Let’s make an example of how relevant these findings can be. The disease-free survival data from the ALTTO adjuvant trial (comparing patients that received lapatinib, trastuzumab or the combination of the two agents) were recently released [
155]. The take home message was that the combination was not significantly superior to trastuzumab single agent in preventing relapses to therapy. These findings were somehow surprising since the NeoALTTO trial clearly demonstrated that dual HER2 blockade is more effective than monotherapy in the neoadjuvant setting. But if we dissect the data we realize that many variables could have influenced this outcome. First, the number of PFS events taken into consideration was lower than the one needed for the planned statistical analysis. Second, a significant percentage of patients enrolled in the combination arm were not treated with a full dose of lapatinib (for toxicity reasons). In a study where the 'control arm' (trastuzumab-based therapy) is known to cure more than 80% of patients, these factors may have diluted the possible improvement in PFS. Thus, it is not so surprising that the difference observed in the ALTTO trial was not significant. It would be interesting to quantify the levels of HER2 in these samples and correlate them with clinical response. Perhaps we will identify a subset of patients with high HER2 expression that is more sensitive to dual HER2 blockade and shows significant clinical benefit in the long term. Fortunately, these samples are available for future biomarker analyses, including HER2 quantification.
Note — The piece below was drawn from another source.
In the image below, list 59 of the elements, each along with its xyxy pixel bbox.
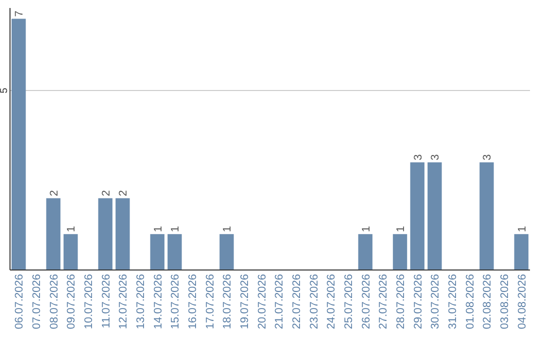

For EGFR things are far behind. The basis for testing anti-EGFR therapy in TNBC was the knowledge that overexpression of EGFR occurs in up to 50% of cases [
156]. But a real stratification based on how much EGFR these tumors express has never been made. Now we have evidence that, the higher the levels of EGFR, the higher the probability to achieve pathological complete response from cetuximab- or panitumumab-based therapy in the neoadjuvant setting [
74]. Again, one would wonder whether the reported activity of anti-EGFR therapy in TNBC (or even in head and neck and colon cancers) would be different if stratification based on the EGFR levels had been done in these clinical trials.
Competing interests
The authors declare that they have no competing interests.